Global Marine’s worldwide SCORE, or Summary of Current Offshore Rig Economics, for September 2000 increased 1.8 percent over the previous month. Global Marine Chairman, President and CEO Bob Rose said
, “September marks the 13th consecutive month of improvement in the worldwide SCORE and the 15th consecutive month of improvement in the Gulf of Mexico SCORE. With worldwide offshore drilling rig utilization at 80 percent, commodity prices strong, and customer inquiries about extended drilling programs in international locations on the rise, we appear to be well poised to see a continued worldwide strengthening of offshore rig markets.”
Global Marine’s SCORE compares the profitability of current mobile offshore drilling rig rates to the profitability of rates at the 1980-81 peak of the offshore drilling cycle, when speculative new rig construction was common. In the 1980-81 period, when Global Marine’s SCORE averaged 100 percent, new-contract dayrates equaled the sum of daily cash operating costs plus approximately $700 per day per million dollars invested. In addition to a worldwide SCORE covering key types of competitive offshore drilling rigs in key drilling markets, a separate SCORE is calculated for certain types of rigs and certain regions to indicate the relative condition of rig markets.

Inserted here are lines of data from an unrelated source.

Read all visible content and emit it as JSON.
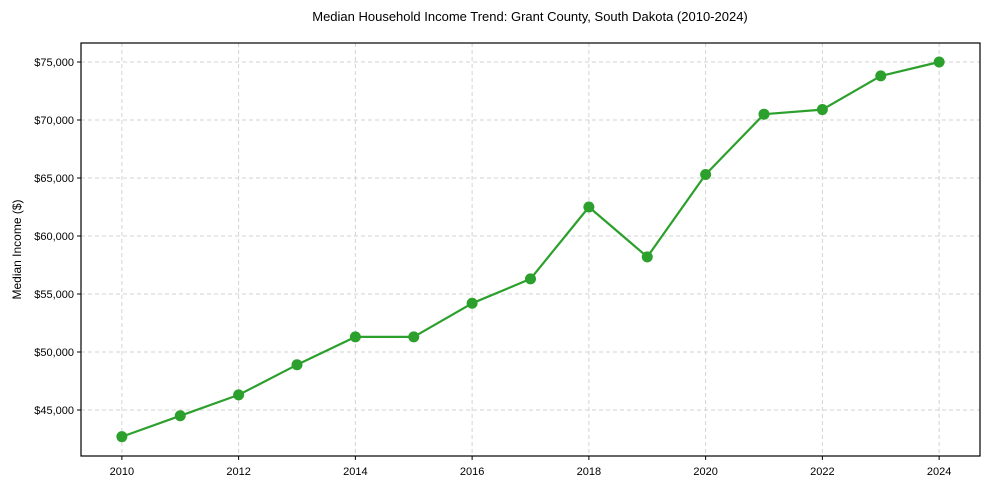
{
  "chart_data": {
    "type": "line",
    "title": "Median Household Income Trend: Grant County, South Dakota (2010-2024)",
    "xlabel": "",
    "ylabel": "Median Income ($)",
    "x": [
      2010,
      2011,
      2012,
      2013,
      2014,
      2015,
      2016,
      2017,
      2018,
      2019,
      2020,
      2021,
      2022,
      2023,
      2024
    ],
    "series": [
      {
        "name": "Median Household Income",
        "color": "#2ca02c",
        "marker": "circle",
        "values": [
          42700,
          44500,
          46300,
          48900,
          51300,
          51300,
          54200,
          56300,
          62500,
          58200,
          65300,
          70500,
          70900,
          73800,
          75000
        ]
      }
    ],
    "xticks": [
      2010,
      2012,
      2014,
      2016,
      2018,
      2020,
      2022,
      2024
    ],
    "yticks": [
      45000,
      50000,
      55000,
      60000,
      65000,
      70000,
      75000
    ],
    "ytick_labels": [
      "$45,000",
      "$50,000",
      "$55,000",
      "$60,000",
      "$65,000",
      "$70,000",
      "$75,000"
    ],
    "xlim": [
      2009.3,
      2024.7
    ],
    "ylim": [
      41034,
      76638
    ],
    "grid": true,
    "legend": null
  }
}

The September worldwide SCORE for all types of offshore drilling rigs increased 1.8 percent to 33.8 from 33.2 in August. The September 2000 SCORE represents a 46.6 percent increase from September 1999 and a 23.6 percent decrease from the same period five years ago.
Gulf Of Mexico
Global Marine’s September SCORE for the U.S. Gulf of Mexico increased
1.3 percent to 38.9 from August’s 38.4. The September 2000 SCORE is 72.2 percent above September 1999 and 4.1 percent above its level five years ago.
The North Sea
The North Sea SCORE
of 24.9 increased 1.3 percent from September 2000. The region’s SCORE is up 20.0 percent for the one-year period and down 53.2 percent for the five-year period.
West Africa’s September SCORE of 39.5 increased 1.7 percent from August 2000. This region’s SCORE is 34.2 percent above its level in September of last year, and 2.8 percent above its level five years ago.

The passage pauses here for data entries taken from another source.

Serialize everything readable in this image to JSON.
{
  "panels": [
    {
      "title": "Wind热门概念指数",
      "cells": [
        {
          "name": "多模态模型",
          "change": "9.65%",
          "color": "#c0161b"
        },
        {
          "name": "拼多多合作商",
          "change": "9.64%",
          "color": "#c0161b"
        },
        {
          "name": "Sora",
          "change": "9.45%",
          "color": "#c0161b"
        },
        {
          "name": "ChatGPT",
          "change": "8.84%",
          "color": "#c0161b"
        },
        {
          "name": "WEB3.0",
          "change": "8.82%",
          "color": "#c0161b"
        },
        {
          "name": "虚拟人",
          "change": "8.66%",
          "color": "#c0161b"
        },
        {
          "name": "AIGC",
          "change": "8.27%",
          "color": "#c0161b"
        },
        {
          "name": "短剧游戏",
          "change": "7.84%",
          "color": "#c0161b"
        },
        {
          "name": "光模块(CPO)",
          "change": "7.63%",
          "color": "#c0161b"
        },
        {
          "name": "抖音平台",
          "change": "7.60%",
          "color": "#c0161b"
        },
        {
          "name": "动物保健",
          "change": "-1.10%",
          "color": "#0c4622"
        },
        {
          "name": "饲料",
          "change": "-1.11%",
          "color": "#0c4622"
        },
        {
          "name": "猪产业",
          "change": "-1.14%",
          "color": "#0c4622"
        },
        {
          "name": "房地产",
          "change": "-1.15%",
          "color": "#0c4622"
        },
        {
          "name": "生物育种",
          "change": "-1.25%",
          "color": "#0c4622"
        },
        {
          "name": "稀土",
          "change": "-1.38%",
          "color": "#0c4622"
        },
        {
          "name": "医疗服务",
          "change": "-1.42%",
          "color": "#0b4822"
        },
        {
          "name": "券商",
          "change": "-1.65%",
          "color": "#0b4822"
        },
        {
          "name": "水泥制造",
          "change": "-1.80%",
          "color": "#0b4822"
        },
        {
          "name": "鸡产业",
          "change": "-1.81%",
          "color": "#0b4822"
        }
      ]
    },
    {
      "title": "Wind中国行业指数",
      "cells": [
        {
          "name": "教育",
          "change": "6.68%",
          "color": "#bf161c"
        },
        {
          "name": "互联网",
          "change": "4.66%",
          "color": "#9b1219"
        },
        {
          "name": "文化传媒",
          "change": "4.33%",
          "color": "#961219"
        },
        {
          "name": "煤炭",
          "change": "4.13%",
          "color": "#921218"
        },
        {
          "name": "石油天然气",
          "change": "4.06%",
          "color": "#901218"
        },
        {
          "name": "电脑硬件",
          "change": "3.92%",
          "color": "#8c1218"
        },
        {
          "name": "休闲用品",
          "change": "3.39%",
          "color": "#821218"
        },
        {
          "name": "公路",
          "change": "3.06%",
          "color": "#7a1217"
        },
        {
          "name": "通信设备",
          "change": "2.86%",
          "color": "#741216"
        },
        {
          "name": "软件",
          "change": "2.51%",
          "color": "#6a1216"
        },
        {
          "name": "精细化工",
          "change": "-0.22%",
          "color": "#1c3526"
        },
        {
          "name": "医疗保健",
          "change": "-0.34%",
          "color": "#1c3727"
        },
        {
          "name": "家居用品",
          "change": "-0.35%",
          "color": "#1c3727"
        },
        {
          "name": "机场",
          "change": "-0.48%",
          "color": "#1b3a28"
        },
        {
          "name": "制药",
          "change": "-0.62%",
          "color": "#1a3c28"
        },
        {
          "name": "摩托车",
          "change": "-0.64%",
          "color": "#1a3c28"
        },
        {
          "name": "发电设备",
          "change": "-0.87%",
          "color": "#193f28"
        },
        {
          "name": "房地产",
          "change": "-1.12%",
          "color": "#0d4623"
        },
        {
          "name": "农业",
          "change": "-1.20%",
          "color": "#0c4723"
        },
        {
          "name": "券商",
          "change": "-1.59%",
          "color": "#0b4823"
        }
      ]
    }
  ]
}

Southeast Asia’s September 2000 SCORE of 34.7 is 6.6 percent above its prior month level, 18.9 percent above its level in September 1999, and 24.5 percent below its level five years ago.
With a 1.1 percent increase from August 2000, the 41.9 SCORE for jackups has increased 84.0 percent from a year ago, but remains 4.7 percent below its level five years ago.
The September SCORE of 25 percent for semisubmersibles is 1.4 percent above its level in September 2000. The SCORE for semisubmersibles has increased 7.3 percent from its level one year ago, and remains 43.6 percent below its level five years ago.
Coflexip Says Aker is Best Buy (BBY)
French oil services firm Coflexip Stena Offshore purchased Aker Maritime
’s U.S.-based deepwater division in a $513 million transaction Coflexip officials called the company’s best opportunity to strengthen its business.
Coflexip said the takeover would strengthen its presence in deepwater markets, particularly the Gulf of Mexico, enable it to offer a complete range of technologies - excluding seismic tests and drilling which did not currently interest it - and give it access to U.S. oil majors whose deep offshore centers were based in Houston alongside Aker’s deepwater unit.
Coflexip officials said the deal, which will cost it $625 million including assumed net debt of $112 million, offered up to $30 million in synergies - costs and revenue - in earnings before interest, taxation, depreciation and amortization by 2003.
Deputy managing director Tom Ehret said Coflexip hoped to achieve 15 percent of the synergies in 2001, 25 percent by 2002 and 100 percent by 2003, adding that the transaction offered “extraordinary leverage for obtaining supplementary revenue”.
Coflexip - which recorded diluted earnings per share (EPS) of $5.02 in 1999 - said the merger should improve EPS before goodwill by over 10 percent in 2001 and over 20 percent in 2002. Coflexip chairman Pierre Marie Valentin said
that while Aker, like Coflexip, had suffered from the recent slump in oilfield investments, it was expected to revive in 2001. Orders, which would be worth $400 million in 2000, were already strong for 2001 and included three SPAR rigs. He said the acquisition, financed from Coflexip’s own funds and new credit lines, would leave the company with a debt to equity ratio of 30 to 35 percent by mid-2001.
Analysts said the Aker buy would turn Coflexip into a major player in the market for building deepwater rigs - expected to be worth $19 billion in 2000 and $30 billion in 2004, against some $3-4 billion for Coflexip’s core oil services business.
The deal is expected to boost Coflexip’s presence in markets where demand for deep offshore rigs is poised to grow strongly, namely the Gulf of Mexico, Caspian Sea and West Africa.
Valentin said French peer Technip , which holds 29.7 percent of Coflexip, would be offered a 20-percent stake in Aker’s deepwater unit once the buy was completed next January.